Входная дверь была двустворчатой, украшенной инкрустацией и снабженной как бронзовой «стучалкой», так и звонком. Немного посомневавшись, она нажала на звонок и довольно долго слушала, как его звук эхом отдавался внутри, прежде чем ей открыли. И вопреки ее ожиданиям это сделала не одетая соответствующим образом прислуга, а сопливый мальчонка. Он уставился на нее с широко открытым ртом, темнокожий, с черными курчавыми волосами и мягкой игрушкой в руке.
– Мама дома? – спросила Анника.
Мальчик внимательно посмотрел на нее.
– Как тебя зовут? – поинтересовался он.
– Анника. А тебя?
– Входи! – крикнула Ловиса откуда-то из утробы дома.
– Марк, – сказал мальчик и убежал.
Анника шагнула внутрь и закрыла за собой дверь.
Ловиса торопливо вышла в прихожую, ненакрашенная и с растрепанными волосами. На руках она держала девочку с массой косичек на голове, точно как у Серены.
– Добро пожаловать, – сказала она и пожала гостье руку. – У меня дети дома сегодня, надеюсь, они не помешают нам, их простуда, похоже, никогда не кончится при этом вечном дожде…
Анника сняла куртку. Вода с нее попала на пол прихожей. Ловиса развернулась и пошла впереди Анники через огромную гостиную.
– Я немного удивилась, когда ты позвонила, – сказала она, бросив взгляд через плечо. – Разве было недостаточно нашей встречи вчера, у Терезы?
– Не совсем, – ответила Анника.
Ловиса отвела взгляд, явно озабоченная. Она направилась на кухню.
– Мне скоро в детскую поликлинику с Марком…
Кухня оказалась гигантской, с полом из черного и белого мрамора и встроенной мебелью, никаких шкафов, исключительно полки. На потолке горели разноцветные светодиодные лампы. Посередине стояла барная стойка из черного гранита со встроенным освещением. Анника раньше видела подобное только в журналах по домашним интерьерам.

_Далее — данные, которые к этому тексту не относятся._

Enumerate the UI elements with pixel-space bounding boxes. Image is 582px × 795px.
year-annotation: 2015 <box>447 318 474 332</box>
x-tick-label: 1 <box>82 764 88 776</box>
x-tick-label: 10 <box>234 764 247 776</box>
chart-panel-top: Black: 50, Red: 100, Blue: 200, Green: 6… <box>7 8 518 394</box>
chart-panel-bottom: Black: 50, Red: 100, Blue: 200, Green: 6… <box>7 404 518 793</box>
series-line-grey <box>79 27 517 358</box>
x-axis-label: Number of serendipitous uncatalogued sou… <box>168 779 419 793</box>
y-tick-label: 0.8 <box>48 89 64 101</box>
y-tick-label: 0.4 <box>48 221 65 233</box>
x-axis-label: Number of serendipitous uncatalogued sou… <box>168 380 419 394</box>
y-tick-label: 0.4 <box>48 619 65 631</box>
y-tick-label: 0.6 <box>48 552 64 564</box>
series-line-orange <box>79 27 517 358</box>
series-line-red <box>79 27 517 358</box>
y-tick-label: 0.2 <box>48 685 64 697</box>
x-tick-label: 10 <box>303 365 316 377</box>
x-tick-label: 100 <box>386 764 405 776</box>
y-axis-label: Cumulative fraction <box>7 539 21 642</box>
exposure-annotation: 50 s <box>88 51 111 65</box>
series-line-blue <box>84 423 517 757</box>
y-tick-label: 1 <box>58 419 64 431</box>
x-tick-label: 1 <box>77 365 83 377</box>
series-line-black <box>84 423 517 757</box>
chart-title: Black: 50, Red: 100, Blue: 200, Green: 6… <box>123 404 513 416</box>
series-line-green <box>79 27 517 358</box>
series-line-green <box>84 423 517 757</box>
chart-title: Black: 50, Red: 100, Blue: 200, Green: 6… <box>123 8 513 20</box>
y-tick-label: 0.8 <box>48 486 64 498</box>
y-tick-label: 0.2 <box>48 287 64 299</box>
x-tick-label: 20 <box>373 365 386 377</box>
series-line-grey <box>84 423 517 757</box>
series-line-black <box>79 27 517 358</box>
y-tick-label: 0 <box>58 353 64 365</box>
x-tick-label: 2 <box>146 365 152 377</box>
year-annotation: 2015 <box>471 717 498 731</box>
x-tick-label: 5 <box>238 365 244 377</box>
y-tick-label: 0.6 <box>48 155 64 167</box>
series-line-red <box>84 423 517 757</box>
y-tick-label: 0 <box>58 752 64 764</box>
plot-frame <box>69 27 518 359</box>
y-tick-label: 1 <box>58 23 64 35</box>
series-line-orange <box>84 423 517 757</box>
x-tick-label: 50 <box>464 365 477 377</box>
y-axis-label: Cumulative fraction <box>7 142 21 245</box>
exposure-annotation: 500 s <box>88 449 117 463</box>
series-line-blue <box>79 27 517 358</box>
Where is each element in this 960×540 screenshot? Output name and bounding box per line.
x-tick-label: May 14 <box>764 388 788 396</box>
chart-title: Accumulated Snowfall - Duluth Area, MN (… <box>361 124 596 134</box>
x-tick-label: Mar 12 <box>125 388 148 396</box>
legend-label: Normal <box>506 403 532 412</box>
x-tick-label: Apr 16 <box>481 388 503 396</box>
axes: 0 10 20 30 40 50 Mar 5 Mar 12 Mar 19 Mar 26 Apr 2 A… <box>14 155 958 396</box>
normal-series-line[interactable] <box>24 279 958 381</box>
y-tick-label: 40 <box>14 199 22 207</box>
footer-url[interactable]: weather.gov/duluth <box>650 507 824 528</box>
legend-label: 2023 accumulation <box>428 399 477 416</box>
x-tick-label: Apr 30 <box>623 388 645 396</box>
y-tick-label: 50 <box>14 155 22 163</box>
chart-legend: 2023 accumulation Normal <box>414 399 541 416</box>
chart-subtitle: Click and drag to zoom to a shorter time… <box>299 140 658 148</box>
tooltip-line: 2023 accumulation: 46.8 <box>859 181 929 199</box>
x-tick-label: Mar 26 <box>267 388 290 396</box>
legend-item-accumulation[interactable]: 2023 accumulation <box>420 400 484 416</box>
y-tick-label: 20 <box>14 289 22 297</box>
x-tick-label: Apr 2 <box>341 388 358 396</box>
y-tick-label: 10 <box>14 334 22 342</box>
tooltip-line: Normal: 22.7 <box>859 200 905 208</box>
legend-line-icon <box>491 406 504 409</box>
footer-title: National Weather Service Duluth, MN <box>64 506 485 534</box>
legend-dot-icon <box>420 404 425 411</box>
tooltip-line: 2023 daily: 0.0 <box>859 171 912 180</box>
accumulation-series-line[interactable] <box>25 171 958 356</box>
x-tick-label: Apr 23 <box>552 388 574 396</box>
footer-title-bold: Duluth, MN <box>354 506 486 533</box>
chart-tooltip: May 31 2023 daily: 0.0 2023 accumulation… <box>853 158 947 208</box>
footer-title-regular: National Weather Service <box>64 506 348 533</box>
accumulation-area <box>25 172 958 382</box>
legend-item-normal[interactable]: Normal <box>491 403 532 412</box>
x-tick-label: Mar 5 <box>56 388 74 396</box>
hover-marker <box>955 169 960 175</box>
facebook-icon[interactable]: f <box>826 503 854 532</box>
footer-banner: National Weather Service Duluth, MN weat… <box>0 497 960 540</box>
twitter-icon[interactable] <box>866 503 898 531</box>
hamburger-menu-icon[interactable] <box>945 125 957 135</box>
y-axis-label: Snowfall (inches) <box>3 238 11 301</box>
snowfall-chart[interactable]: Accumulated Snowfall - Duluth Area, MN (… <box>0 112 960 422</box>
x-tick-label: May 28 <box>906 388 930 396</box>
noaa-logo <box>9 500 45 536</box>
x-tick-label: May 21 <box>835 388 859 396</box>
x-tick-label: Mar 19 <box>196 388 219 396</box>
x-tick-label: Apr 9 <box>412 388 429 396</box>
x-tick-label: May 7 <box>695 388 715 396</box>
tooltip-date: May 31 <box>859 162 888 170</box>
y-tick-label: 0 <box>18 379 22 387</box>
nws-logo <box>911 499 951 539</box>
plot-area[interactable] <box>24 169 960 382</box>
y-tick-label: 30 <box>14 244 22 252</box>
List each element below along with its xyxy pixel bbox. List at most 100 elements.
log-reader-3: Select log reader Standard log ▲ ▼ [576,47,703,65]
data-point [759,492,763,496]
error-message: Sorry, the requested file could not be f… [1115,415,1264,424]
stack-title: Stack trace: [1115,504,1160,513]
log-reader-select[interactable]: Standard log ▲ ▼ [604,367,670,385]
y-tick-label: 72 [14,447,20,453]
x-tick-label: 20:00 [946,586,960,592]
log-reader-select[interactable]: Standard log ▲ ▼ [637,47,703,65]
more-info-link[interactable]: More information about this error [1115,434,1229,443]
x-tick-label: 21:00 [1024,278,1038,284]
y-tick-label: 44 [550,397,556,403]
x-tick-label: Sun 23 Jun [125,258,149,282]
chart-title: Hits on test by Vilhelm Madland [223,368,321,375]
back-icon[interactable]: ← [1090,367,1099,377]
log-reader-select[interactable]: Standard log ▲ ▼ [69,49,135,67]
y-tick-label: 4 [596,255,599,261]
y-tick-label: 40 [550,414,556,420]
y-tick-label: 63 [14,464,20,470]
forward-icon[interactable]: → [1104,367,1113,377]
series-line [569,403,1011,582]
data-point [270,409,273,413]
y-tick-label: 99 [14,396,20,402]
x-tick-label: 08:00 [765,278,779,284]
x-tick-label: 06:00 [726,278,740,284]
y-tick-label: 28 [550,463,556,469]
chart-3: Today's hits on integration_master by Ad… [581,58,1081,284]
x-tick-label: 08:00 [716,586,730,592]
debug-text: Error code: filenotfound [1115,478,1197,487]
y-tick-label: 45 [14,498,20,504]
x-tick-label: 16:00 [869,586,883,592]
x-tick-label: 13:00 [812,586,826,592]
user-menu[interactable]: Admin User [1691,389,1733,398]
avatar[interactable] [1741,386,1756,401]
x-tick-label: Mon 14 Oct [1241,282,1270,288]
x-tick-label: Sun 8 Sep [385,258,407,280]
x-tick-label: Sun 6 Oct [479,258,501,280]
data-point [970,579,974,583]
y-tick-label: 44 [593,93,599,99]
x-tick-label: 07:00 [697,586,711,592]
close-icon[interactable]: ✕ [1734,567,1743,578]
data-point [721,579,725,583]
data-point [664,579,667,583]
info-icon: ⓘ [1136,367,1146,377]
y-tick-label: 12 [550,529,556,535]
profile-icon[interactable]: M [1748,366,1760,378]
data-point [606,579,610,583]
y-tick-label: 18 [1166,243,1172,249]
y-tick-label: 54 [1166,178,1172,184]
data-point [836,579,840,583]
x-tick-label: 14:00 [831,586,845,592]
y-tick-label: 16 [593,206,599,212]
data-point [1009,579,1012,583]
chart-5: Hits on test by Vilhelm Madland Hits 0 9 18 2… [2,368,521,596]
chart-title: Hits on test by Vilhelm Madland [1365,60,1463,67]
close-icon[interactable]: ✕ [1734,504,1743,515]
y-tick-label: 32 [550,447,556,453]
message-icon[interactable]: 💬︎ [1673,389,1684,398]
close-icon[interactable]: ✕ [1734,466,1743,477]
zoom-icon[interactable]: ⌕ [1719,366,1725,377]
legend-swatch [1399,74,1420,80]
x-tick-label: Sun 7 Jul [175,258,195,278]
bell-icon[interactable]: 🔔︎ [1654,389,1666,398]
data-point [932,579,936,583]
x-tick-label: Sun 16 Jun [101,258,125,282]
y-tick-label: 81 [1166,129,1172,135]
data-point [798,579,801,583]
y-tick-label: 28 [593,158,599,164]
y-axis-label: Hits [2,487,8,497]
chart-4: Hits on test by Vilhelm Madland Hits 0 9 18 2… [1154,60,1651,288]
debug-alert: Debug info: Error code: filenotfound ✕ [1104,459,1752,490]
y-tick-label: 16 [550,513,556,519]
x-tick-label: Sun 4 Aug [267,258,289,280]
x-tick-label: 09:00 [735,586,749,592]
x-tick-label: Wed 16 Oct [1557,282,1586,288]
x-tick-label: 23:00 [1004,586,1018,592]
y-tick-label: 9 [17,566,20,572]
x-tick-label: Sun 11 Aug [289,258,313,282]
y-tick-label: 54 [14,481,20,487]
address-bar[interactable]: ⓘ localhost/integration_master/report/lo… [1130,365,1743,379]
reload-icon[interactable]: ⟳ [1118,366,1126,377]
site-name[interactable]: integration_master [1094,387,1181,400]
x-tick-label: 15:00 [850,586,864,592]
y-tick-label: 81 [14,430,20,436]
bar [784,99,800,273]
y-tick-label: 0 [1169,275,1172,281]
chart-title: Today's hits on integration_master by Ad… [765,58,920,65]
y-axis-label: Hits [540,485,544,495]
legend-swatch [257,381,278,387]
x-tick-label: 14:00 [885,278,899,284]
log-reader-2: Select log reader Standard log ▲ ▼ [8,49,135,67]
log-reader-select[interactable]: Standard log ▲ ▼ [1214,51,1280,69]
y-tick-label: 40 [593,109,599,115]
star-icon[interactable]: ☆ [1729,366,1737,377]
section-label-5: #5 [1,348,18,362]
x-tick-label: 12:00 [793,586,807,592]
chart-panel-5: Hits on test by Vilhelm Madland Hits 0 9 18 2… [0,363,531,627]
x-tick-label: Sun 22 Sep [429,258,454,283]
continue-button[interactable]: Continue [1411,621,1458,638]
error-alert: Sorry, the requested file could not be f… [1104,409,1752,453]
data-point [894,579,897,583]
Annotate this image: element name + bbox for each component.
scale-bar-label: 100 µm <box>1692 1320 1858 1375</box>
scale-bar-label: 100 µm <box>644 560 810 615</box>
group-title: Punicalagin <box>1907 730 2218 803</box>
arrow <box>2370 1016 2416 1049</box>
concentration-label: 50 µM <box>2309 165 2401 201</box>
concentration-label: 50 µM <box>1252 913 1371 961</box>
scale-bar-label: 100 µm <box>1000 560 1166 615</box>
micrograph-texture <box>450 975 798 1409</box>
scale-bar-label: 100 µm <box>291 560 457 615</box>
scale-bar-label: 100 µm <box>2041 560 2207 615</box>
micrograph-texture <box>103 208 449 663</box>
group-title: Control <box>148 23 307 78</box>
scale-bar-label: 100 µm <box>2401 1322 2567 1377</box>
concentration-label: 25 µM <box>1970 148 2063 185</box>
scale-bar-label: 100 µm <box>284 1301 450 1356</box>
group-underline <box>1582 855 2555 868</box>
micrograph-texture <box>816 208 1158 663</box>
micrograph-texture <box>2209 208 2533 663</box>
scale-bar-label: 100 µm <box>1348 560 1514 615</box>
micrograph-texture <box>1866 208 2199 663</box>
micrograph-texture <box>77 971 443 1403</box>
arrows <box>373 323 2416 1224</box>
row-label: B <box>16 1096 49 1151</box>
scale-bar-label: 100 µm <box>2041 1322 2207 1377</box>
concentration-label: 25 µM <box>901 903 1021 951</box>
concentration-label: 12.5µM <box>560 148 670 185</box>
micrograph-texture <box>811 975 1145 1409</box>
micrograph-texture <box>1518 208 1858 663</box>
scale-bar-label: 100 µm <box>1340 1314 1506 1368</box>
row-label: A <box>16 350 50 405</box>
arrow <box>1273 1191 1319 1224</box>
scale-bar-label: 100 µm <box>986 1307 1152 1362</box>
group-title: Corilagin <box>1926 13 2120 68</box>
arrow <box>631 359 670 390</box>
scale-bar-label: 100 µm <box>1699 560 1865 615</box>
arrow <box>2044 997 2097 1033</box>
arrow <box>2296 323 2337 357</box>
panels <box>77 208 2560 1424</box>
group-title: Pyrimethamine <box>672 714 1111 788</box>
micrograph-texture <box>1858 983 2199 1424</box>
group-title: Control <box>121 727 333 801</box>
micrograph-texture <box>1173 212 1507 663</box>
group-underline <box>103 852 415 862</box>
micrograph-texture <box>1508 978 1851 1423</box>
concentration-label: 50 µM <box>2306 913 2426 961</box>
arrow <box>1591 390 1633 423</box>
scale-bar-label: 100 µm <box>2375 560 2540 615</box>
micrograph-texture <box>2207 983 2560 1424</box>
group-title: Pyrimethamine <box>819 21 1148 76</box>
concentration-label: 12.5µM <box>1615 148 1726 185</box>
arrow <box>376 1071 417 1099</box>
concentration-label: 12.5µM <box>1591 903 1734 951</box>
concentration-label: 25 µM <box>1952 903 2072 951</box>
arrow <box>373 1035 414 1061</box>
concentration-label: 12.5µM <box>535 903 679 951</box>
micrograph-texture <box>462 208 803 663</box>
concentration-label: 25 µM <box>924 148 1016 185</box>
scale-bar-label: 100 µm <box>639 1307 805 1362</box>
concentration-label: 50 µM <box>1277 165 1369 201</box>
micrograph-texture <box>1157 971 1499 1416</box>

– Ты, похоже, лучше других знаешь семейство Лерберг, – сказала Анника и села на высокий барный стул. На гранитной поверхности перед ней лежали несколько хлебных крошек.
– Это будет в газете? – спросила Ловиса обеспокоенно.
– Вероятно, – ответила Анника. – Ты против?
Ловиса посадила маленькую девочку на барный стул.
– Мне надо поставить фильм Марку, – сказала она и ушла.
Анника осталась один на один с малышкой, которая сидела рядом с ней и не спускала с нее настороженного взгляда, явно готовая закричать и расплакаться в любой момент, если ей что-то не понравится. От потолочного светильника на черной поверхности между ними образовалось ярко-синее пятно. Анника попыталась сфокусироваться на нем, но ее глаза постоянно встречались с глазами ребенка, и она видела в них немую злость Серены, во всяком случае, такое у нее создалось впечатление.